Acclaimed by the Baltimore Sun as “one of the biggest pianistic talents to have emerged in this country in the last 25 years,” Terrence Wilson has appeared as soloist with the symphony orchestras of Atlanta, Baltimore, Cincinnati, Dallas, Detroit, Houston, Washington, D.C. (National Symphony), San Francisco, and St. Louis; the orchestras of Cleveland, Minnesota, and Philadelphia; and the St. Paul Chamber Orchestra. Abroad he has played concertos with such ensembles as the Lausanne Chamber Orchestra in Switzerland, the Malaysian Philharmonic, the Royal Scottish National Orchestra, and the Orquestra Sinfonica do Estado de Minas Gerais in Belo Horizonte, Brazil. He has toured with orchestras in the U.S. and abroad, including a tour of the U.S. with the Sofia Festival Orchestra (Bulgaria) and in Europe with the Baltimore Symphony Orchestra conducted by Yuri Temirkanov.

Terrence Wilson made his New York City recital debut at the 92nd Street Y and his Washington, D.C., recital debut at the Kennedy Center. In Europe he has given recitals at the Verbier Festival in Switzerland, the Louvre in Paris, and countless other major venues. In the U.S. he has given recitals at Lincoln Center’s Alice Tully Hall and Avery Fisher Halls, the Ravinia Festival, the Caramoor Festival, San Francisco’s Herbst Theatre, and for the La Jolla Chamber Music Society. An avid chamber musician, he performs regularly with Ritz Chamber Players. He has also appeared at the Blossom Festival, Tanglewood, Wolf Trap, with the San Francisco Symphony at Stern Grove Park, and with the Grant Park Symphony Orchestra on July 4, 2015, before an audience of over fifteen thousand. 

In addition to Mr. Wilson’s engagments as soloist with orchestra in the 2022–23 season, he also performs recitals in Boston and Kansas City. In the summer of 2022, he appeared with the Aspen Chamber Symphony, returned for chamber music performances at the St. Augustine Music Festival, and made his debut on the Maverick Concert Series in Woodstock, New York. He also taught at the Brevard Music Center and Tanglewood Institute.

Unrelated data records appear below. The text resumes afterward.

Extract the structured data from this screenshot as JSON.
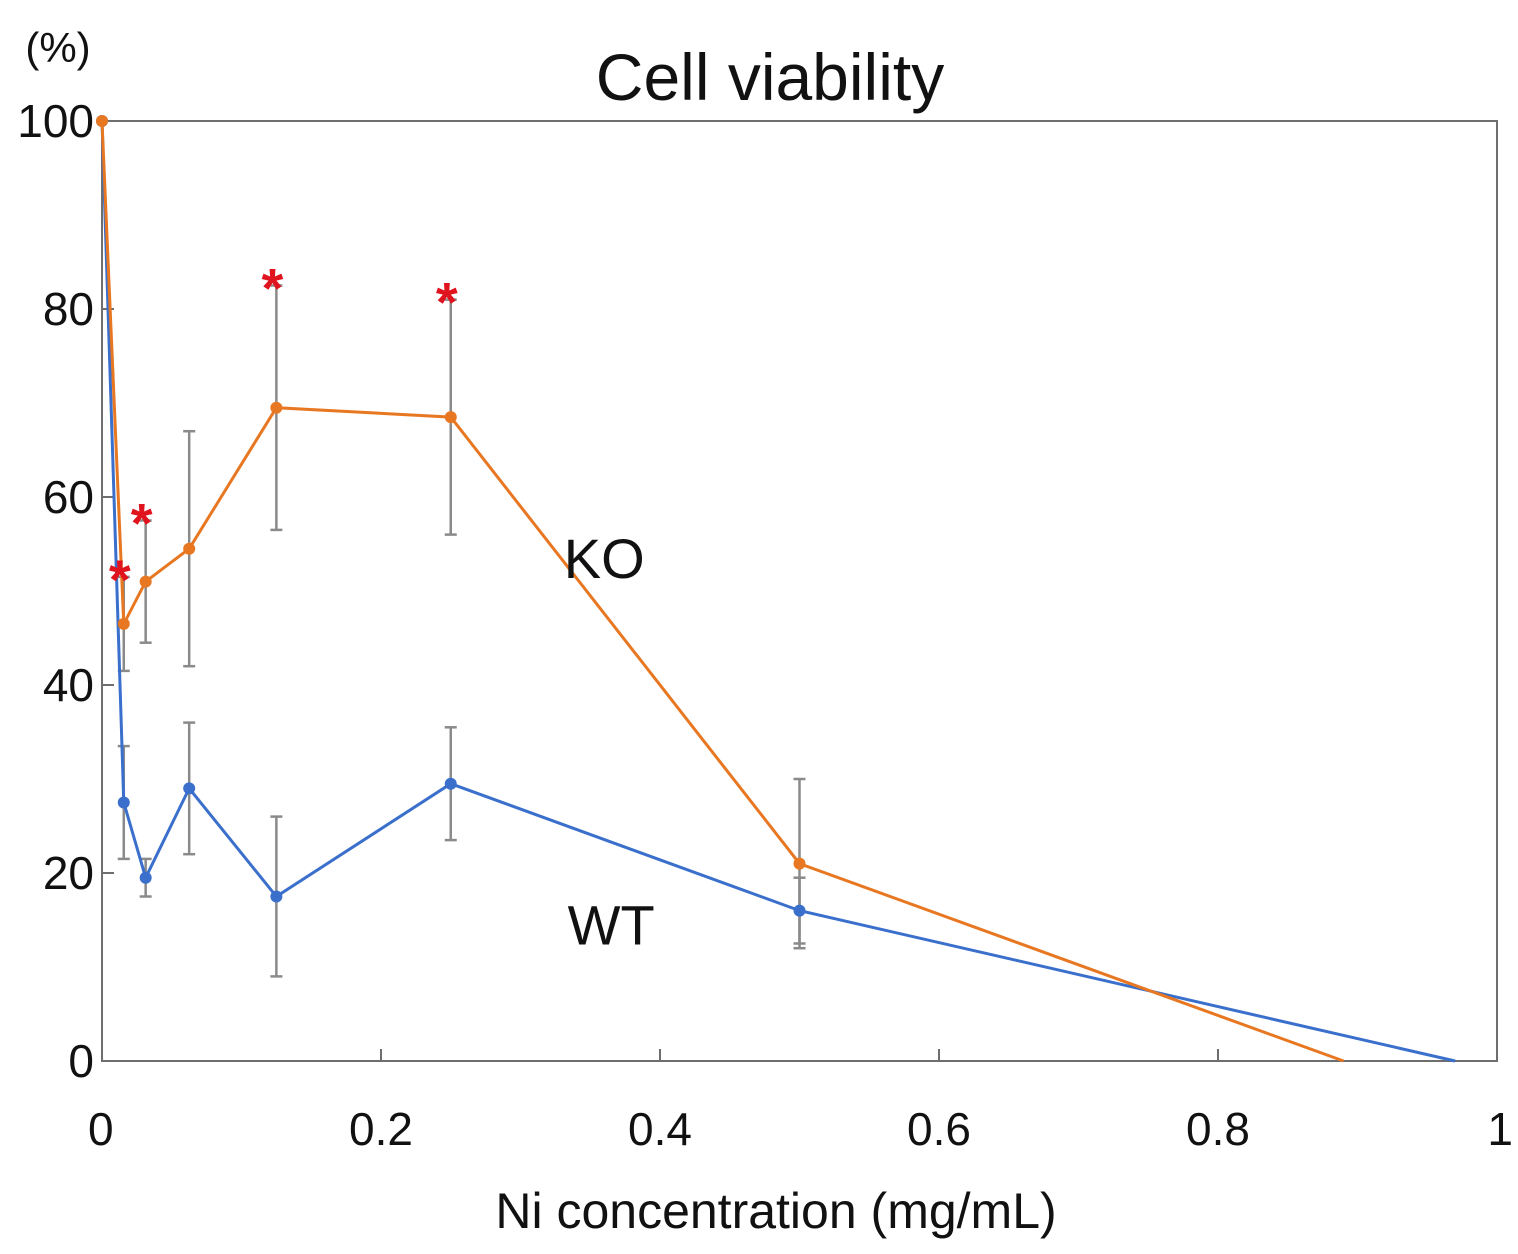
{
  "chart_data": {
    "type": "line",
    "title": "Cell viability",
    "xlabel": "Ni concentration (mg/mL)",
    "ylabel": "(%)",
    "xlim": [
      0,
      1
    ],
    "ylim": [
      0,
      100
    ],
    "xticks": [
      0,
      0.2,
      0.4,
      0.6,
      0.8,
      1
    ],
    "xtick_labels": [
      "0",
      "0.2",
      "0.4",
      "0.6",
      "0.8",
      "1"
    ],
    "yticks": [
      0,
      20,
      40,
      60,
      80,
      100
    ],
    "ytick_labels": [
      "0",
      "20",
      "40",
      "60",
      "80",
      "100"
    ],
    "grid": false,
    "series": [
      {
        "name": "KO",
        "color": "#e87722",
        "x": [
          0,
          0.0156,
          0.0313,
          0.0625,
          0.125,
          0.25,
          0.5,
          0.89
        ],
        "values": [
          100,
          46.5,
          51,
          54.5,
          69.5,
          68.5,
          21,
          0
        ],
        "error": [
          null,
          5,
          6.5,
          12.5,
          13,
          12.5,
          9,
          null
        ],
        "significant": [
          false,
          true,
          true,
          false,
          true,
          true,
          false,
          false
        ]
      },
      {
        "name": "WT",
        "color": "#3a6fcc",
        "x": [
          0,
          0.0156,
          0.0313,
          0.0625,
          0.125,
          0.25,
          0.5,
          0.97
        ],
        "values": [
          100,
          27.5,
          19.5,
          29,
          17.5,
          29.5,
          16,
          0
        ],
        "error": [
          null,
          6,
          2,
          7,
          8.5,
          6,
          3.5,
          null
        ],
        "significant": [
          false,
          false,
          false,
          false,
          false,
          false,
          false,
          false
        ]
      }
    ],
    "significance_marker": "*",
    "series_labels": [
      {
        "text": "KO",
        "x": 0.36,
        "y": 53.5
      },
      {
        "text": "WT",
        "x": 0.365,
        "y": 14.5
      }
    ]
  },
  "colors": {
    "errorbar": "#8a8a8a",
    "axis": "#6e6e6e",
    "significance": "#e0141e"
  }
}
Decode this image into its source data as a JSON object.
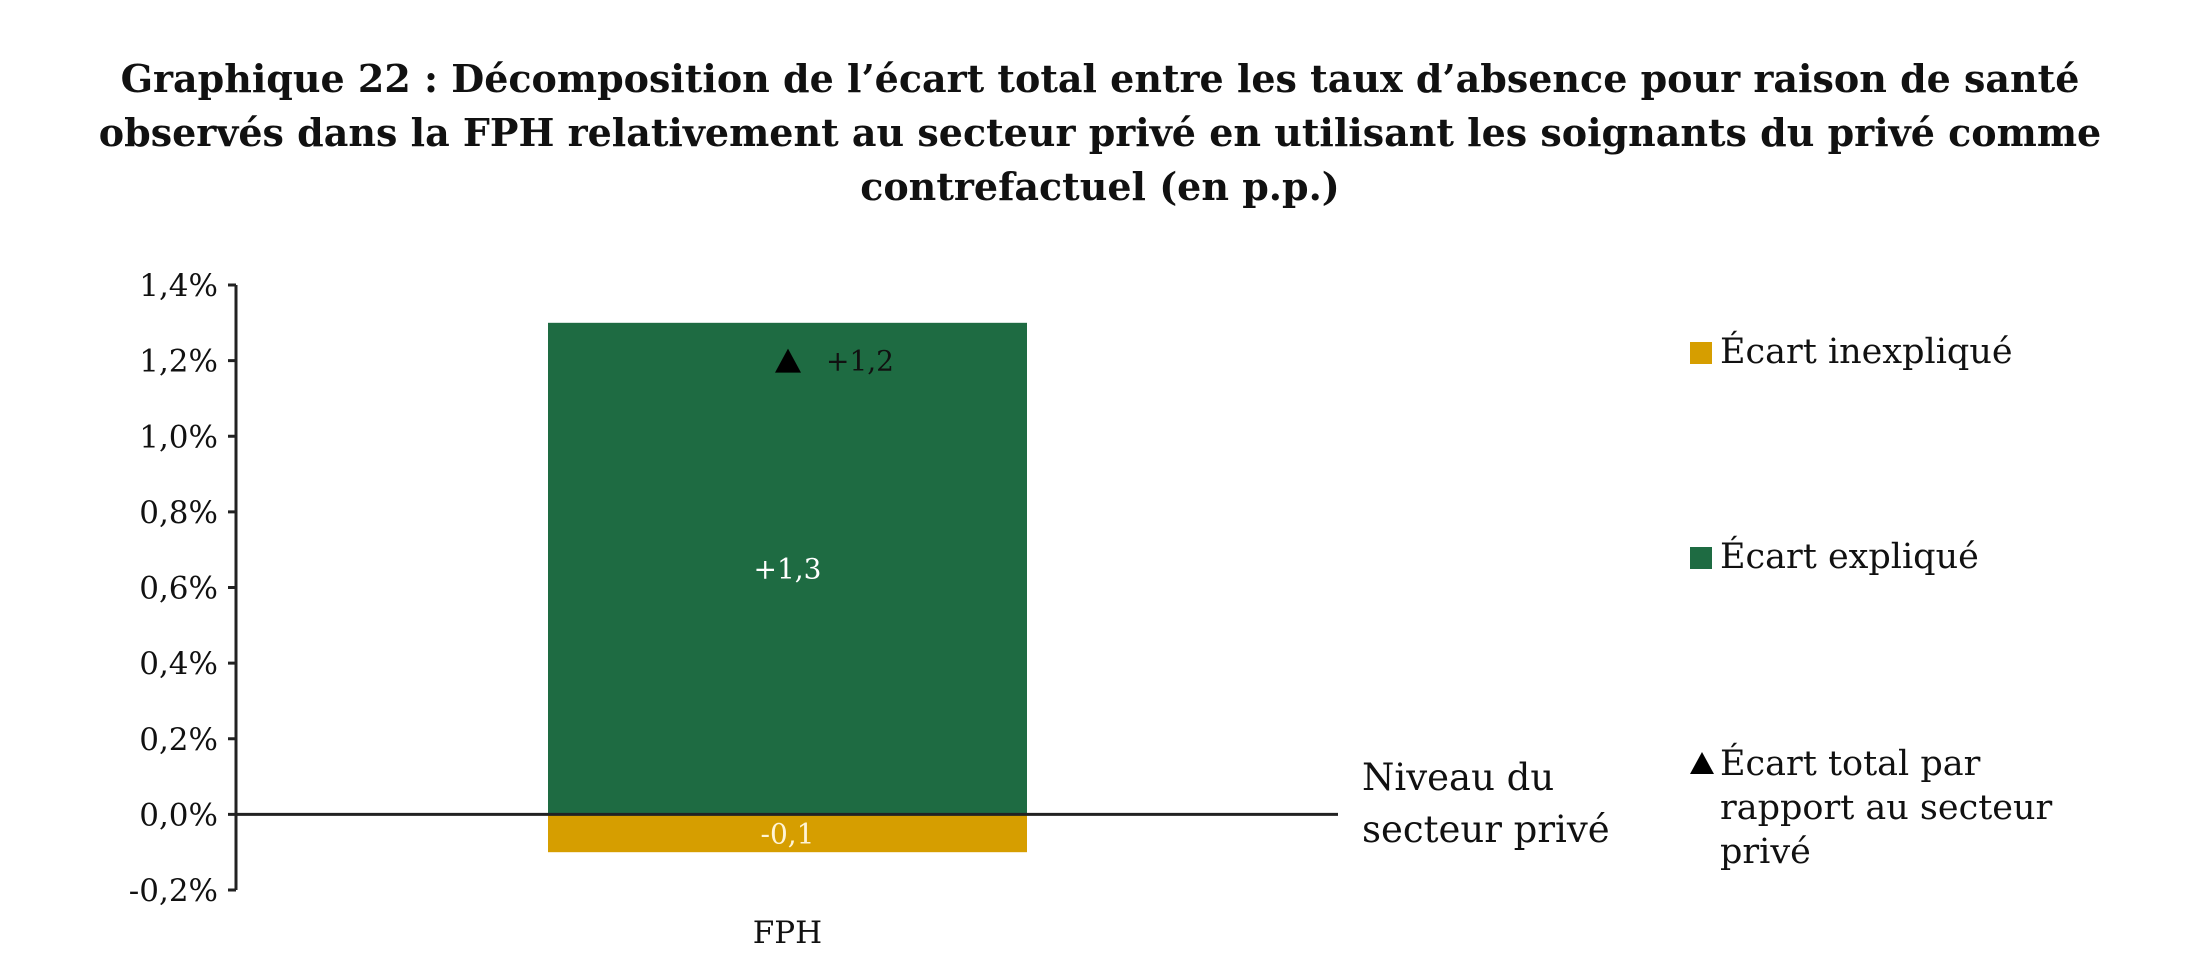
{
  "title_lines": [
    "Graphique 22 : Décomposition de l’écart total entre les taux d’absence pour raison de santé",
    "observés dans la FPH relativement au secteur privé en utilisant les soignants du privé comme",
    "contrefactuel (en p.p.)"
  ],
  "reference_note_lines": [
    "Niveau du",
    "secteur privé"
  ],
  "legend": {
    "unexplained": "Écart inexpliqué",
    "explained": "Écart expliqué",
    "total_lines": [
      "Écart total par",
      "rapport au secteur",
      "privé"
    ]
  },
  "colors": {
    "unexplained": "#D69E00",
    "explained": "#1E6B42",
    "total_marker": "#000000",
    "axis": "#222222"
  },
  "chart_data": {
    "type": "bar",
    "stacked": true,
    "categories": [
      "FPH"
    ],
    "series": [
      {
        "name": "Écart expliqué",
        "values": [
          1.3
        ],
        "label": "+1,3",
        "color": "#1E6B42"
      },
      {
        "name": "Écart inexpliqué",
        "values": [
          -0.1
        ],
        "label": "-0,1",
        "color": "#D69E00"
      }
    ],
    "markers": [
      {
        "name": "Écart total par rapport au secteur privé",
        "values": [
          1.2
        ],
        "label": "+1,2",
        "shape": "triangle"
      }
    ],
    "ylim": [
      -0.2,
      1.4
    ],
    "yticks": [
      1.4,
      1.2,
      1.0,
      0.8,
      0.6,
      0.4,
      0.2,
      0.0,
      -0.2
    ],
    "ytick_labels": [
      "1,4%",
      "1,2%",
      "1,0%",
      "0,8%",
      "0,6%",
      "0,4%",
      "0,2%",
      "0,0%",
      "-0,2%"
    ],
    "reference_line": {
      "value": 0.0,
      "label": "Niveau du secteur privé"
    },
    "legend_position": "right",
    "grid": false
  }
}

In March 2021, Wilson was appointed to the piano faculty at Bard College Conservatory of Music.

The previous season Mr. Wilson returned as soloist with the Alabama and Nashville Symphony Orchestras, made his debut with the Roanoke Symphony, and returned to the Boulder Philharmonic. He also played the Brahms F minor Piano Quintet witht e Escher String Quartet for Chamber Music Detroit and appeared at the Chamber Music Society of Lincoln Center performing music by Julius Eastman and Clarence Barlow. His performance of Mozart’s Piano Concerto No. 21, K. 467, with the New Jersey Symphony is available on YouTube.

Terrence Wilson has received numerous awards and prizes, including the SONY ES Award for Musical Excellence, an Avery Fisher Career Grant, and the Juilliard Petschek Award. He has also been featured on several radio and television broadcasts, including NPR’s Performance Today, WQXR radio in New York, and programs on the Bravo and Arts & Entertainment networks, public television, and late night network television. In 2011 Mr. Wilson was nominated for a Grammy Award for his world-premiere recording with the Nashville Symphony of Michael Daugherty’s Deus ex Machina with the Nashville Symphony—written for him in 2007. 

Terrence Wilson is a graduate of the Juilliard School, where he studied with Yoheved Kaplinsky. He has also enjoyed the invaluable mentorship of the Romanian pianist and teacher Zitta Zohar. A native of the Bronx, he resides in Montclair, New Jersey.